Bugün en büyük korkumuz Türkiye'nin bir din devletine dönüştürülmesidir. Ne var ki bu tehlike bir anda, birdenbire ortaya çıkmamıştır, tam tersine çok uzun bir siyasal sürecin sonucudur. Dolayısıyla bu sürecin işlemesinde, bu noktaya gelinmesinde Terakkiperver Cumhuriyet Fırkası'nın, Serbest Fırka'nın kapatılmalarını bir ‘demokrasi ayıbı olarak vazedenlerin’, Demokrat Parti'nin iktidara geçmesini ‘beyaz devrim’ olarak görenlerin, Adalet Partisi'ni, Anavatan Partisi'ni oylarıyla destekleyenlerin, Adalet ve Kalkınma Partisi'ni ‘Müslüman-demokrat/muhafazakâr-demokrat’ bir siyasal yapı olarak değerlendirenlerin payları vardır.

Fakat olan olmuştur, tarihin tekerleklerini geri çevirme olanağımız yoktur, buna karşın geçmişe nesnel bir pencereden bakmayı başarabilirsek farklı bir gelecek tasarlarken geçmişten çıkaracağımız önemli dersler vardır.

Son zamanlarda kimi okurlarımdan Türk Silahlı Kuvvetleri’nin üzerlerinde hayal kırıklığı yarattığına değinen mektuplar alıyorum. Parlamenter demokrasiden umudunu kesmiş bir kesim, TSK’nin ‘kurtarıcılık görevini’ anımsamasını, ‘bizi’ içinde bulunduğumuz durumdan çekip çıkarmak yolunda ‘bir şeyler’ yapmasını istiyor. Bu ‘yanlış özlemler’ toplumumuzun içinde evrensel demokrasiyi özümseyememiş insanların hâlâ varolduğunu gösterdiği gibi çoğumuzun siyasal davranışlarına egemen olan ‘kolaycılığı’ da ortaya koyuyor.

Özgürlük, insan hakları, demokrasi gibi çağdaş hayatın olmazsa olmazı değerlerinin uzun erimli savaşımlarla kazanıldığını tarih bize öğretiyor. Kabul edelim ki bugün sahip olduğumuz bu evrensel değerler topluma, uğrunda savaşım vermeksizin günün iktidar sahipleri tarafından altın tepsiler içinde sunulmuştur. İnsanlar, uğrunda savaşım vermedikleri değerler başka iktidar sahipleri tarafından geri alınırken karşı koymazlar; çünkü bu doğrultuda bilinçlenme süreci yaşamamışlardır.

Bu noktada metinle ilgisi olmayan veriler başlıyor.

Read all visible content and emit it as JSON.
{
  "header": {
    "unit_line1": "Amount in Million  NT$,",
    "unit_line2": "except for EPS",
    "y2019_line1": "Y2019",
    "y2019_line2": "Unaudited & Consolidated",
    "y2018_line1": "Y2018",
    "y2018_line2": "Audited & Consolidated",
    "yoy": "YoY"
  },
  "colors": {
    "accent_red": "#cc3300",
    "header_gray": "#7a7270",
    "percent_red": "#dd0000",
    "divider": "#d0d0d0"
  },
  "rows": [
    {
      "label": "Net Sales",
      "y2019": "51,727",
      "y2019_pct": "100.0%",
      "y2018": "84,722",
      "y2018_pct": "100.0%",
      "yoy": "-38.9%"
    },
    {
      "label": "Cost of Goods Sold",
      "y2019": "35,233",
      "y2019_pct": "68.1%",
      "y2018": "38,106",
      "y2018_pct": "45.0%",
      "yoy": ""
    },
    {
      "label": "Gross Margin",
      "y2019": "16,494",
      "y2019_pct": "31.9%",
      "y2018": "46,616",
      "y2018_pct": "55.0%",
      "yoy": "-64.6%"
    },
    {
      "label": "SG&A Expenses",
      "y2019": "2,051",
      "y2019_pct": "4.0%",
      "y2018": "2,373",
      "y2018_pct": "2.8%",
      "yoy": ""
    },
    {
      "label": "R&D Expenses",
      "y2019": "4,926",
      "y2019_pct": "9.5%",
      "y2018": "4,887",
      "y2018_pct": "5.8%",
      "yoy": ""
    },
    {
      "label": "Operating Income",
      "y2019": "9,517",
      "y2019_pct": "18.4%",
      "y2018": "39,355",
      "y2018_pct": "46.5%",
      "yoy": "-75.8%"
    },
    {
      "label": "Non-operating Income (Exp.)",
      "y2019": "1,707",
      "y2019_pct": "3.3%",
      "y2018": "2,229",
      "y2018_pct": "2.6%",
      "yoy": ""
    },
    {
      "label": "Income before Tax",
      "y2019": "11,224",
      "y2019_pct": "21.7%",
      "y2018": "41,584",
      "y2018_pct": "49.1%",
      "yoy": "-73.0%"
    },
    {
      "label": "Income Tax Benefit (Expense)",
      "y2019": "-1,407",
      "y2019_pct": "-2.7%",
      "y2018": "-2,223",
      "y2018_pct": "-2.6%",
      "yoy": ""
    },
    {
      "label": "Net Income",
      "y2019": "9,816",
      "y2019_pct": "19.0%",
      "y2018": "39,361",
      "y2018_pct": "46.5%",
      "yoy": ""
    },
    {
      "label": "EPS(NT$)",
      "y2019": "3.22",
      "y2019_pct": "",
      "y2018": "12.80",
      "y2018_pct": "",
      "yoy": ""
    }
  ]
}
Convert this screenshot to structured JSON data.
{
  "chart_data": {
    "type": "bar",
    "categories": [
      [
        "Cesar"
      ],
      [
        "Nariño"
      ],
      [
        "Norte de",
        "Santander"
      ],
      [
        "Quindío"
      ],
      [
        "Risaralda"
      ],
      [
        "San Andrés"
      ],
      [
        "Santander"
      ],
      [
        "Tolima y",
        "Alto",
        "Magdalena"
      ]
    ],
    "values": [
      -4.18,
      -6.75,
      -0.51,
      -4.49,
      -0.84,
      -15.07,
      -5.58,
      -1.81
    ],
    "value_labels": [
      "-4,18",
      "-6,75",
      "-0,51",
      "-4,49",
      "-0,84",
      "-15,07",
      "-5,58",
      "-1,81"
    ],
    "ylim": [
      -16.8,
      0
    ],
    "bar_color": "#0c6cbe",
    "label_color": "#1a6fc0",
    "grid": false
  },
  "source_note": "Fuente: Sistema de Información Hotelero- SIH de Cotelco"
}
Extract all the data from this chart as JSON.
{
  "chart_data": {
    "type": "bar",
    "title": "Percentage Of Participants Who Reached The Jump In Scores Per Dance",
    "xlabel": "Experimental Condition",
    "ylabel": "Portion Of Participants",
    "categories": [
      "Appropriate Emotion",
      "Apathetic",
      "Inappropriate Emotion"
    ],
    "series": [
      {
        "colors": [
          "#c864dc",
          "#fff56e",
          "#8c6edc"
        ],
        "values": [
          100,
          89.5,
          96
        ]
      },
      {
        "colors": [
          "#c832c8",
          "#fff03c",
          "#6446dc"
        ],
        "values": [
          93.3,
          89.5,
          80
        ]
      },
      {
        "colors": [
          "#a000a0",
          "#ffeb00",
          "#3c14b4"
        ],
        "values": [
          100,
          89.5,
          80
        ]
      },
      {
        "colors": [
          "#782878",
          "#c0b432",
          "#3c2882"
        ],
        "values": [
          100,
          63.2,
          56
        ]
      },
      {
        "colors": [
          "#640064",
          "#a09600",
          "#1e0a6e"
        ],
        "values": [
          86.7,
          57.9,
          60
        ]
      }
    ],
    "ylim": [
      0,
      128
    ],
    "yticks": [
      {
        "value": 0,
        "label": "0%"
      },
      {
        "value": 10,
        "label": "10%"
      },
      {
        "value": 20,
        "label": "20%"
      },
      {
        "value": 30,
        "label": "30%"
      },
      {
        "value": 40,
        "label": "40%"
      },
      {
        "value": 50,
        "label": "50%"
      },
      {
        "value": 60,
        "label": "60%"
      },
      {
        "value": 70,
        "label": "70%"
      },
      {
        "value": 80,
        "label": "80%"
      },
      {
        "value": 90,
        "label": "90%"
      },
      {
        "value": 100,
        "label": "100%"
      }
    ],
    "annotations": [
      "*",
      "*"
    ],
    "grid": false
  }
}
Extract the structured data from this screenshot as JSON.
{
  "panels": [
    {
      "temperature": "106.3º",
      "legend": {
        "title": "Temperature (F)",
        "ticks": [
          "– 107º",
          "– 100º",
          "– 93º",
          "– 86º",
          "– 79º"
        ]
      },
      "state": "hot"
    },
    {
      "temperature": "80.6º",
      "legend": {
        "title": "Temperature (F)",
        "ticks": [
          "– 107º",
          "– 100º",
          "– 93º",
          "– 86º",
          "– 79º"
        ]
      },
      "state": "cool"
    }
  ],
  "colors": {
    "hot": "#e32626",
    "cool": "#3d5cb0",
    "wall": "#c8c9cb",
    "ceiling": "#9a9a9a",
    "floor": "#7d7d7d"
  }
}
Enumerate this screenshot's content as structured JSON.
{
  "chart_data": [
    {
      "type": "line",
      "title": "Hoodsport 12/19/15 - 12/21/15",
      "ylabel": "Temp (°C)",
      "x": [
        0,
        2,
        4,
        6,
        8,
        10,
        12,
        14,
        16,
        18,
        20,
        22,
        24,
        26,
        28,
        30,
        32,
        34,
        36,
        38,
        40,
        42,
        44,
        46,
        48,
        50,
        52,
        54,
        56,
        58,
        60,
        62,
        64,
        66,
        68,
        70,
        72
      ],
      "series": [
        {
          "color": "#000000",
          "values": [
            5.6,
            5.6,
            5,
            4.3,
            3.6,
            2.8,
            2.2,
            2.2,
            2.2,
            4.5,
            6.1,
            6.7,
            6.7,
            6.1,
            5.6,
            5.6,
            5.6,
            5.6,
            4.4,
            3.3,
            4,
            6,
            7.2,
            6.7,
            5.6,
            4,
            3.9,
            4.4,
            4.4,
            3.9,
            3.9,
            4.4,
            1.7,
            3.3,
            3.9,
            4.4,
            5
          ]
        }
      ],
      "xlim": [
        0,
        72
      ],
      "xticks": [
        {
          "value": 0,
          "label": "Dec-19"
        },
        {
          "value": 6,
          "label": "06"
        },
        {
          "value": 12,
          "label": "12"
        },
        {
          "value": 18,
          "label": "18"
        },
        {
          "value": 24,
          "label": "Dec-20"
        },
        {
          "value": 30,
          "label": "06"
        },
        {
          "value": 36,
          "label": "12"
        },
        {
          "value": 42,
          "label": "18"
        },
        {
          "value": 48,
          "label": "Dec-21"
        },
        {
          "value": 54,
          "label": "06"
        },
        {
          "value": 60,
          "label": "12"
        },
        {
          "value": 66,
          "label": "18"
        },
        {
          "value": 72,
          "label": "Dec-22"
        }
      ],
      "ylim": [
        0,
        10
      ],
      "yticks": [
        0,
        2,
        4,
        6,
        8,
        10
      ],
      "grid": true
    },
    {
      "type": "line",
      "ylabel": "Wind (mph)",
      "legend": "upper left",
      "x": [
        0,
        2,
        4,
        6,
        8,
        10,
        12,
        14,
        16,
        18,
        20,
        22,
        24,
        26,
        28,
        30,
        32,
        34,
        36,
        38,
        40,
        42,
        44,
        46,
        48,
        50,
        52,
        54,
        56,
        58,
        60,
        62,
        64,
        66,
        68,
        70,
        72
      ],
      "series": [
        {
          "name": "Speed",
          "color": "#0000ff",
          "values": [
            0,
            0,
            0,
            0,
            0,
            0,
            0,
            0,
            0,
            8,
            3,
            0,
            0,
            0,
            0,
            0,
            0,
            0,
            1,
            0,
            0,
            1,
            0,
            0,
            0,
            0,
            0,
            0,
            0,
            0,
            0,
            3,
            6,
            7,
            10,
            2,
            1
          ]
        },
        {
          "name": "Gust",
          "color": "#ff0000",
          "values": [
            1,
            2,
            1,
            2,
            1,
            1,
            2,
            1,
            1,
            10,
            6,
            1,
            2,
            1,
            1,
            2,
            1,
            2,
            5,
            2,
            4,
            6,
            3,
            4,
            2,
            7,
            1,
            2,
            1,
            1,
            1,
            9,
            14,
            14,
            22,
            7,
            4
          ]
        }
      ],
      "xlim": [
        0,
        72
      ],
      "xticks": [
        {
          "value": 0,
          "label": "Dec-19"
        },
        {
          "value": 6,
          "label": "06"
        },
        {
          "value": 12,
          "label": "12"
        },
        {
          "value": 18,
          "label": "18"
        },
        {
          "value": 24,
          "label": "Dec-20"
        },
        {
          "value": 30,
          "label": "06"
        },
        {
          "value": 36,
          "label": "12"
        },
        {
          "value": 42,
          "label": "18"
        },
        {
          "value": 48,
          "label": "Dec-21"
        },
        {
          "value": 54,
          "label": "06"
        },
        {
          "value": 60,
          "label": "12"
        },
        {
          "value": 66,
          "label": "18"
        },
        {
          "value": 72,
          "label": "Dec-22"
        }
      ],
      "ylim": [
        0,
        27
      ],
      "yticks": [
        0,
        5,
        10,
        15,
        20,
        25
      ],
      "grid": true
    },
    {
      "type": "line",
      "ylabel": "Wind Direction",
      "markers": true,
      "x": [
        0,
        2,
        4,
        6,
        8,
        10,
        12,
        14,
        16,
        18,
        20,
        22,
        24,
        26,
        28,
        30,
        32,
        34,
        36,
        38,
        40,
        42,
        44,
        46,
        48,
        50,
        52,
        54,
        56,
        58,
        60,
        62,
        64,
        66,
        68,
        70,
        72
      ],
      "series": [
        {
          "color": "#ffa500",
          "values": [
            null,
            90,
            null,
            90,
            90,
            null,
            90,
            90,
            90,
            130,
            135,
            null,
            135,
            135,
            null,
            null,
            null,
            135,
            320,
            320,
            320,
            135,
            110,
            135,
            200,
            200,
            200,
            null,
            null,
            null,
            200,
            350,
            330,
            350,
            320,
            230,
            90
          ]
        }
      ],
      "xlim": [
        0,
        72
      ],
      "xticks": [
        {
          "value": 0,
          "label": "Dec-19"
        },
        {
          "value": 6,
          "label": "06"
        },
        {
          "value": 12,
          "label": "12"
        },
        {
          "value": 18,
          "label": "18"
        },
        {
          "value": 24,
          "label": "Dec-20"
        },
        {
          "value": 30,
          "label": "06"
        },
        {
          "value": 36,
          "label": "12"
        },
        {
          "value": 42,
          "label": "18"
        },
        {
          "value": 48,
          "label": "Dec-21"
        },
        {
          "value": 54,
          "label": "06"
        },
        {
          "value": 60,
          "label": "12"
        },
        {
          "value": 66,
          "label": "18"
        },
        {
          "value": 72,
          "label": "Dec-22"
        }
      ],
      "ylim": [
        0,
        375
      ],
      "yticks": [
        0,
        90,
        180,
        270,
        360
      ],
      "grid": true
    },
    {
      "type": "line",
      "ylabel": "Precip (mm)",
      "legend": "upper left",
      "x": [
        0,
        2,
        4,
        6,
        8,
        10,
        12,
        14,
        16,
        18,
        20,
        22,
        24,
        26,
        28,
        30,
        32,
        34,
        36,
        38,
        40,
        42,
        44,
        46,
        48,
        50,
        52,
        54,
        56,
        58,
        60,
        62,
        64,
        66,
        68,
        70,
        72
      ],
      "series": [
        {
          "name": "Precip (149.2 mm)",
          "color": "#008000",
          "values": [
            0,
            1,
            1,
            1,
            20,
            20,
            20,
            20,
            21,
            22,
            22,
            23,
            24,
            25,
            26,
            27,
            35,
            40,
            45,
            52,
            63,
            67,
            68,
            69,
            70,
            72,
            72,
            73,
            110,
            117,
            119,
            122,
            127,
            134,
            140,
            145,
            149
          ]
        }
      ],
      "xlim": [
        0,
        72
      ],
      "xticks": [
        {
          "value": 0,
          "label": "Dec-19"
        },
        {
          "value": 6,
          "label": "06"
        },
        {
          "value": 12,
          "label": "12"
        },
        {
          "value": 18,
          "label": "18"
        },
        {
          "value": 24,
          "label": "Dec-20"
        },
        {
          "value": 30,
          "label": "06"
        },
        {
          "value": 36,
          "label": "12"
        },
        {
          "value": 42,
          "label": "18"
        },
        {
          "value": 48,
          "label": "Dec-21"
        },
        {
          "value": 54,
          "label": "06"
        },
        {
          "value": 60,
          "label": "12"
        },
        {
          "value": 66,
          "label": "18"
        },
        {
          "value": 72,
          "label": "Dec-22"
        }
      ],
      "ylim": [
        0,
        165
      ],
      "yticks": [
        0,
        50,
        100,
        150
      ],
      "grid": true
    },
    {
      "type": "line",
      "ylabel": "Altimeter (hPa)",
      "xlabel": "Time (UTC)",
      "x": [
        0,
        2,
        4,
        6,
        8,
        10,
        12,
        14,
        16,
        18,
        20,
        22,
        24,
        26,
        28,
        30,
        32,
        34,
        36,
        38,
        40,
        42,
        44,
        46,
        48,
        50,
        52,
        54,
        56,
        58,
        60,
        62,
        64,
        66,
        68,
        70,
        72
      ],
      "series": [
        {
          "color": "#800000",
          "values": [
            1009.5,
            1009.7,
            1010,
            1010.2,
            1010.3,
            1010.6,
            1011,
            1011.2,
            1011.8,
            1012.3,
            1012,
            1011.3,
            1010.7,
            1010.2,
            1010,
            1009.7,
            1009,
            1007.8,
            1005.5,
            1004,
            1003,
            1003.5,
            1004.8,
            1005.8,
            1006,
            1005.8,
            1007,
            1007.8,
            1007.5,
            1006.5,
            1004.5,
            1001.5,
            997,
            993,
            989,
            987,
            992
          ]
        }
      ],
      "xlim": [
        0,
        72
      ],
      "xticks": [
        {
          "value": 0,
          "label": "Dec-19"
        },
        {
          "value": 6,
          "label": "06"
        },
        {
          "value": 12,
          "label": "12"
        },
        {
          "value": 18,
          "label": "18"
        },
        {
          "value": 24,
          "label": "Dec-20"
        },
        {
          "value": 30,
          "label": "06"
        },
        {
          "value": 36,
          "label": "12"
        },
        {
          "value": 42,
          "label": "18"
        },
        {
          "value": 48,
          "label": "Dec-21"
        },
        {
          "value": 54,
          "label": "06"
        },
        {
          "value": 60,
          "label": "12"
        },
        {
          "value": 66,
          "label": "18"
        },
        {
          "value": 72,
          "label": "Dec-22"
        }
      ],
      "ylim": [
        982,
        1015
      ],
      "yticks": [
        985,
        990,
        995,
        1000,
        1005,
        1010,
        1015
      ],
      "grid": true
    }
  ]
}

Örneğin, 27 Mayıs 1960 Darbesi'nin 1961 Anayasası ile topluma kazandırdığı özgürlükler, demokratik ve sosyal haklar, otuz yıl sonra başka bir darbenin, 12 Eylül 1980 Darbesi'nin uygulayıcıları tarafından 1982 Anayasası ile geri alınırken toplum karşı koymak bir yana, bu anayasaya yüzde 92'lik ezici bir çoğunlukla kabul oyu vermiştir.

Bugün, Cumhuriyetin en temel taşlarından biri olan laiklik yerinden oynatılmaya çalışılıyor. Yaklaşık 25 milyon olan yetişkin nüfusumuzun yüzde 3’ü bile bulmayan kesimi alanlara çıkarak bu gerici gidişe "Dur!" demeye çalışıyor. Yeter mi? Sanmıyorum. Örgütsüz savaşım sabun köpüğü gibidir. O halde? Olmayanı düşlemenin önünü açabilmek için başka şeyler yapmak gerekmiyor mu?